2. Facilitators . Facilitators to communication are social-psychological products of the relationship between the information and the situation in which it is
communicated. Some of them apply to any type of information and others only to more narrow categories of information. Using facilitators should maximize
the flow of relevant information and maintain optimal interpersonal relations.
a. Fulfilling Expectations. The witness will tend to respond, consciously or unconsciously, to your expectations, both verbally and non-verbally
expressed. By steadily and consistently communicating your expectations to the witness -- that she or he will cooperate fully and truthfully -- you will exert a
subtle force affecting the witness's cooperation. Expectations also can act as an inhibitor. If the interviewer communicates that he or she does not expect the
witness to be willing to discuss the case, the respondent may fulfill that expectation.
b. Recognition. A good interviewer takes advantage of every opportunity to give the witness sincere recognition for a job well done, or a sensible
course of action taken. Did your client save all the letters from the collection agency? Excellent! That's just what a lawyer would have done.
c. Altruistic Appeals. This can work to overcome etiquette or self-esteem barriers in some cases. It may be easier for a victim of sexual abuse to talk
about it, if she thinks she will thereby help other abuse victims.
d. Sympathetic Understanding. Perhaps the simplest facilitator -- we all respond well to a (genuine) sympathetic response from someone else.
Offering a sympathetic, non-judgmental ear to someone who needs to be understood, will often trigger a flood of information.
e. Changing the Frame of Reference. If you cannot get at information from one direction, change the frame of reference. Most of an interview is
conducted from the witness's point of view. When this runs into case threats and other inhibitors, you may be able to circumvent the problem by changing the
perspective. If a criminal defendant denies any involvement in the crime, switch to the cop's perspective -- ask, "What do you think the cops will say on the
stand?" After your divorce client tells her story about her lying, cheating husband, ask her what she thinks he will say about her.
f. Ask "Why?" One of the problems with many interviews is that they are superficial. The information you get is general and oversimplified. Suppose
you ask a sixth-grader how he is doing in school. He says he's doing okay, has a new teacher and is getting better grades. Sounds good, right? Try asking
"Why are your grades improving?" You might hear, "Oh, she's real easy and doesn't make us do much homework."

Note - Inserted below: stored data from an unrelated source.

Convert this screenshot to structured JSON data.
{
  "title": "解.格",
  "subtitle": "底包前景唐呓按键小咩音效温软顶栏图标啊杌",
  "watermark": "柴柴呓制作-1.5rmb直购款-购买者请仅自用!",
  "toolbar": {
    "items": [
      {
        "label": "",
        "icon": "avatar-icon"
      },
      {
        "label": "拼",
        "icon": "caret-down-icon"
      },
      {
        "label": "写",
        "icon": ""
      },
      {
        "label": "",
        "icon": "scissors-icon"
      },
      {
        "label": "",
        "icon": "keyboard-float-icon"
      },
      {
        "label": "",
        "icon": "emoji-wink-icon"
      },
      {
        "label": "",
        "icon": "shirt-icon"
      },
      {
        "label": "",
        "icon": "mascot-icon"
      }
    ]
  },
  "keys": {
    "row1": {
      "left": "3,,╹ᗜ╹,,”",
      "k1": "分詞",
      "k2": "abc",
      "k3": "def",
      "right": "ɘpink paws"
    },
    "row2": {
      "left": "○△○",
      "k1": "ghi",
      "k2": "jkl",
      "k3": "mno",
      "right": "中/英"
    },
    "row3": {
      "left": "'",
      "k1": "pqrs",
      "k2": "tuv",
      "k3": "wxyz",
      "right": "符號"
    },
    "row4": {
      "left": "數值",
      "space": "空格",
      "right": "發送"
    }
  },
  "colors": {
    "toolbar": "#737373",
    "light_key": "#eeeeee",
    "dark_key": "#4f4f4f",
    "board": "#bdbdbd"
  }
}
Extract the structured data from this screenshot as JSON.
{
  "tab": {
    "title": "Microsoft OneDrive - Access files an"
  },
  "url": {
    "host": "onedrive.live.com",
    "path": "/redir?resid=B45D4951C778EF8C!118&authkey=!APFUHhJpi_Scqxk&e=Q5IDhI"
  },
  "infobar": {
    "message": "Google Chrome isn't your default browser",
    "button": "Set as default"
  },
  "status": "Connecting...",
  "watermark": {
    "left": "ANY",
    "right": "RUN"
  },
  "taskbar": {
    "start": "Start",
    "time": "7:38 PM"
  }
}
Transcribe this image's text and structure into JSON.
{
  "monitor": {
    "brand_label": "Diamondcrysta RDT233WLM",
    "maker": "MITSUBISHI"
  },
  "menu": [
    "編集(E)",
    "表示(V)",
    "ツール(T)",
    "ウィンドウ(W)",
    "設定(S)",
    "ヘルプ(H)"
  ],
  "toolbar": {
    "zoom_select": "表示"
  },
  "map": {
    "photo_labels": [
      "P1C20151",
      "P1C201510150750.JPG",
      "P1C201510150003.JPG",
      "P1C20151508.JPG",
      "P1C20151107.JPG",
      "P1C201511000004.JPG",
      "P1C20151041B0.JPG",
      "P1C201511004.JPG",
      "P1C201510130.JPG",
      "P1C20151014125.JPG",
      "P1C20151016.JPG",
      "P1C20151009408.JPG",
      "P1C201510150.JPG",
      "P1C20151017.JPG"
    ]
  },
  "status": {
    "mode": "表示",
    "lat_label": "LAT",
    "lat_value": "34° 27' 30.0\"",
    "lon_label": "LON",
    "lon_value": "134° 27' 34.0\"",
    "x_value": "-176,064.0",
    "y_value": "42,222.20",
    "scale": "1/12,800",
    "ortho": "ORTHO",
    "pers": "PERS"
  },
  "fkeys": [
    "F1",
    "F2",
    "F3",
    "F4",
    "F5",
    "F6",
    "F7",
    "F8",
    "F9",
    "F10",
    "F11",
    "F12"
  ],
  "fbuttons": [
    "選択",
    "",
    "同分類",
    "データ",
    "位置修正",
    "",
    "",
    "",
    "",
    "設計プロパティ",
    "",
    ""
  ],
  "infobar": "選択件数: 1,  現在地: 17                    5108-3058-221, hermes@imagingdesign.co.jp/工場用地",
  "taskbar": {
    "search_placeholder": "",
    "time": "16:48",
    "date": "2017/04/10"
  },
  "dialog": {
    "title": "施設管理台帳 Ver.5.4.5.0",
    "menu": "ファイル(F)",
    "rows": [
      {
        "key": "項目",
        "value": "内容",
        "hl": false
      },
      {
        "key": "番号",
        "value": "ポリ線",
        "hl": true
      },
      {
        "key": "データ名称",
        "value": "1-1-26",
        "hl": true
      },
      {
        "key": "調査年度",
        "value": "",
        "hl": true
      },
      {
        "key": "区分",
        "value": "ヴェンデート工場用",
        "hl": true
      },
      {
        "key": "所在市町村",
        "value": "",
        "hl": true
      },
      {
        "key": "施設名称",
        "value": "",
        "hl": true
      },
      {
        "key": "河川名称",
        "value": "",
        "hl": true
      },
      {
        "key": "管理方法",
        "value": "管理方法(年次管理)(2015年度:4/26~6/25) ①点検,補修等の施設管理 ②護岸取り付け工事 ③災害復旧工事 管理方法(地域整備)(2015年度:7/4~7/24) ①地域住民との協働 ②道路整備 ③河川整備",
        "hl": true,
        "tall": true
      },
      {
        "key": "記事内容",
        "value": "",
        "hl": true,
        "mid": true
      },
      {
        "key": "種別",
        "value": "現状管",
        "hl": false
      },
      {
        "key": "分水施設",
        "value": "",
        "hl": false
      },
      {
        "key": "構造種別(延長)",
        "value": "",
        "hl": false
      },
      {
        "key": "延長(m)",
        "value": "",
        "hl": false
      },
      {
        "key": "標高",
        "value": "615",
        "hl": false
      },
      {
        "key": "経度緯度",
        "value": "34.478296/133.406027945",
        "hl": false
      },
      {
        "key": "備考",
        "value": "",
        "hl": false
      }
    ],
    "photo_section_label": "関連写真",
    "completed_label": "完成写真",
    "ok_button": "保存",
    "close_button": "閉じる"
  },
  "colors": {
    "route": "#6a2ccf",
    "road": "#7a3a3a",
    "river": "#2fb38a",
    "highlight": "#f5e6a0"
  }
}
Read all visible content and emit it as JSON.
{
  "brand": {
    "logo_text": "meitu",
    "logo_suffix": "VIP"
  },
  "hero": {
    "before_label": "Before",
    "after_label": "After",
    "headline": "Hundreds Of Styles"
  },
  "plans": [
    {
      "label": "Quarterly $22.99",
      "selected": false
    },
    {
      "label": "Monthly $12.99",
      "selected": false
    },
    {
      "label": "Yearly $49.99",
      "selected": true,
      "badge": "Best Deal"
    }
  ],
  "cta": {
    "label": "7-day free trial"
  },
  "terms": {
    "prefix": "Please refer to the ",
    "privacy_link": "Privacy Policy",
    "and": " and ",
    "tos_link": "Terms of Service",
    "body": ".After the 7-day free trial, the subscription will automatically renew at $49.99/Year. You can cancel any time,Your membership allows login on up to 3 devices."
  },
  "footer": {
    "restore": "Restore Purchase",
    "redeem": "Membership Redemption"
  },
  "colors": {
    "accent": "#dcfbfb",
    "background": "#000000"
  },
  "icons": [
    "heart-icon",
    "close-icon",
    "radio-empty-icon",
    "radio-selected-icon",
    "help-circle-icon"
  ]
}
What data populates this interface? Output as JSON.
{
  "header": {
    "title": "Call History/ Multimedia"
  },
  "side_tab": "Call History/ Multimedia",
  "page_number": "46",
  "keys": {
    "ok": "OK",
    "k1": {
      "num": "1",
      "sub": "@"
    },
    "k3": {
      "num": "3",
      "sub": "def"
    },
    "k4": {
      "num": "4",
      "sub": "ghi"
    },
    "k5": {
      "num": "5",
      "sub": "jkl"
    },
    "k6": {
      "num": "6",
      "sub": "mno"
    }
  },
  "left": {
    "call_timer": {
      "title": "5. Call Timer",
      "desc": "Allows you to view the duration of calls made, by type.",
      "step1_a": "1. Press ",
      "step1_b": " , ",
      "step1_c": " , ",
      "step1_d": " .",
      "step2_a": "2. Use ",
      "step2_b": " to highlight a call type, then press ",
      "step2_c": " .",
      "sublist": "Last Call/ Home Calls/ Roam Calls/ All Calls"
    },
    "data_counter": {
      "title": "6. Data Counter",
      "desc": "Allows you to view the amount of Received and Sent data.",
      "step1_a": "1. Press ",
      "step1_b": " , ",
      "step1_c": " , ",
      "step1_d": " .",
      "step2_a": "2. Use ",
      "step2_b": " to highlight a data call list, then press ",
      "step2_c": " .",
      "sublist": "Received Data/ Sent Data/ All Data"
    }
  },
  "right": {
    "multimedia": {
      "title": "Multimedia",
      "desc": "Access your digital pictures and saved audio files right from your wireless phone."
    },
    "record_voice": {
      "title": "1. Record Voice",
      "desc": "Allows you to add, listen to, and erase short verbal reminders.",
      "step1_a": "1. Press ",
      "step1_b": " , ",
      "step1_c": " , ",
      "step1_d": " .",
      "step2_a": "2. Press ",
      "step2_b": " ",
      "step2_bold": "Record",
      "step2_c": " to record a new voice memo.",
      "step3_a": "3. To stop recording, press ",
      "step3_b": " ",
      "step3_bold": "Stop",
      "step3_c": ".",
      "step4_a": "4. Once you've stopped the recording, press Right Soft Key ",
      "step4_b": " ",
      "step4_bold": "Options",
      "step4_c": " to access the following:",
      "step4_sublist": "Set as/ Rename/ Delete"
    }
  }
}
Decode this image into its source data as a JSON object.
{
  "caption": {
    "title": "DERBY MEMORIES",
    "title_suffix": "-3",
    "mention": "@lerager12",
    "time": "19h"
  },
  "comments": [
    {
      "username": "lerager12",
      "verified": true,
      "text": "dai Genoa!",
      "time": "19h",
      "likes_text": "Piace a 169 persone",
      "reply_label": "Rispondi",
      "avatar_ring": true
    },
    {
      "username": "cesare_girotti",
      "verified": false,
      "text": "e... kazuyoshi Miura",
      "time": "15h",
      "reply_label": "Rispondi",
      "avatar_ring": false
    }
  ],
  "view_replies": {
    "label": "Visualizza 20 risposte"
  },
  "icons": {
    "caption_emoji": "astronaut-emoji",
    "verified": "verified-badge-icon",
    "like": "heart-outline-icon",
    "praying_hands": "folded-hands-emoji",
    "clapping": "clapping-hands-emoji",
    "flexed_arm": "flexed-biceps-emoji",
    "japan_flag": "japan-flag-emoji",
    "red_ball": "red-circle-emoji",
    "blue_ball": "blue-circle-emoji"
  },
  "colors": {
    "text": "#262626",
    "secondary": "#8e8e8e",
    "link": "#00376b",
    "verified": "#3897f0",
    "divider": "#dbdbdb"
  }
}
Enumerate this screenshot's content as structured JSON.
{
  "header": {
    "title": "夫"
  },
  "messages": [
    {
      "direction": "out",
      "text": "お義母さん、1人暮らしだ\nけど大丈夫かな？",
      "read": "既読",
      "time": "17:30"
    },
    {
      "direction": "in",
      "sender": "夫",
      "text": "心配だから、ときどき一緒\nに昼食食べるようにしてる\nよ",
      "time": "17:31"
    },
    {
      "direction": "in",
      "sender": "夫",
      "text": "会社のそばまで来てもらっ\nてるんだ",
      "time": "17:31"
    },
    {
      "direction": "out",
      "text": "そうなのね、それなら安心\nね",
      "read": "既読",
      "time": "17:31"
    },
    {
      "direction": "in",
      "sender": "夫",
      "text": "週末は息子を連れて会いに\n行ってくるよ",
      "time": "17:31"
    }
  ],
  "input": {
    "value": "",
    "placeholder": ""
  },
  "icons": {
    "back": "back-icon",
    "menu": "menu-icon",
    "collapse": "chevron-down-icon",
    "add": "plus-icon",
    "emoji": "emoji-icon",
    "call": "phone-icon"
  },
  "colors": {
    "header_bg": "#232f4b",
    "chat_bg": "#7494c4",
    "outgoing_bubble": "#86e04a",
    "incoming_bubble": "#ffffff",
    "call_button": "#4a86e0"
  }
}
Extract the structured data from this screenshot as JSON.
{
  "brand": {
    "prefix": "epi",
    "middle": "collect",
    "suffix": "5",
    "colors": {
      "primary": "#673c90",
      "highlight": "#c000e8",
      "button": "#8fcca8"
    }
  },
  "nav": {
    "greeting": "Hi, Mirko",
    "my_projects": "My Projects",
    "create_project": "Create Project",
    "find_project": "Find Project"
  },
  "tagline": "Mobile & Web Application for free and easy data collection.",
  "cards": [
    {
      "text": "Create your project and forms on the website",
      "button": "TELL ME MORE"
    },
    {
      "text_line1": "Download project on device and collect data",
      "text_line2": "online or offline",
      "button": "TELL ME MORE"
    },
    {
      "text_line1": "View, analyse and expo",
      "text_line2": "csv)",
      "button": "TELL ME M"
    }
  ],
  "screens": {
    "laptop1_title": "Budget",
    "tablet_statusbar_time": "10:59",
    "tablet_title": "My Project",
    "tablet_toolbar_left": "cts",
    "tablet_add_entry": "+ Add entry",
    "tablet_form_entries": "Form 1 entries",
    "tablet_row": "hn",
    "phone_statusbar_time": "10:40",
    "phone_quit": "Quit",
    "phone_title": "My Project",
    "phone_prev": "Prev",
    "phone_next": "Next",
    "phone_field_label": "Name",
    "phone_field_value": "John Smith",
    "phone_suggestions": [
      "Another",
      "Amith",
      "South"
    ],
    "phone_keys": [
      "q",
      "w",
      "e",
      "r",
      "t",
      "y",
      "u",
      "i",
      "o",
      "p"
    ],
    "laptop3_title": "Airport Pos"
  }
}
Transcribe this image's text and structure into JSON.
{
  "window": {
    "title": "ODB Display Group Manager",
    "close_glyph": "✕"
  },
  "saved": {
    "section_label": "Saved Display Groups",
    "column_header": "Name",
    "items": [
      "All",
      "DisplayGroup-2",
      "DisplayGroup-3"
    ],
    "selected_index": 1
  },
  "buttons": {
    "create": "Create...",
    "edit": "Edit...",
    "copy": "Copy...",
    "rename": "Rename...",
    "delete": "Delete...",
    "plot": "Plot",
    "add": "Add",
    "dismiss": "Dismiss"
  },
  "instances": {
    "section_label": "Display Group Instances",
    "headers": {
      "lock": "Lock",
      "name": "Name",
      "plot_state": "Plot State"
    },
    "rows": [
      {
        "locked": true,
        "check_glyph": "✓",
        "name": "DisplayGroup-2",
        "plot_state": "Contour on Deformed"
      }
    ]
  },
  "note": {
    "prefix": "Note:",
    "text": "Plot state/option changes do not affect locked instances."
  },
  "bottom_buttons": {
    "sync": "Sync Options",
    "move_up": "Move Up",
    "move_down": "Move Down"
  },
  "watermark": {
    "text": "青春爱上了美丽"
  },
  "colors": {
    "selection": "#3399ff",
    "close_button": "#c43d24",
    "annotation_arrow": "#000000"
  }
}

NOTE: One of the best discussions of facilitators and inhibitors is found in Robert Gorden, Interviewing: Strategy, Techniques, and Tactics 104-33 (Rev. ed.
1975).
Broad, open-ended questions produce the most reliable information from the client or other person being interviewed. They permit the client to say what's
on his or her mind, picking the topics and the direction of the interview. The client's memory is least affected by the interviewer's biases. For example:
What can we do for you?
What happened next?
However, open-ended questions are not adequate by themselves because they do not provide enough detail. You will therefore have to also make use of more
directed questions.
B. DIRECTED QUESTIONS
In a directed question, you select the topic or subject, but the client determines what information is relevant. For example:
What happened after the social worker got there?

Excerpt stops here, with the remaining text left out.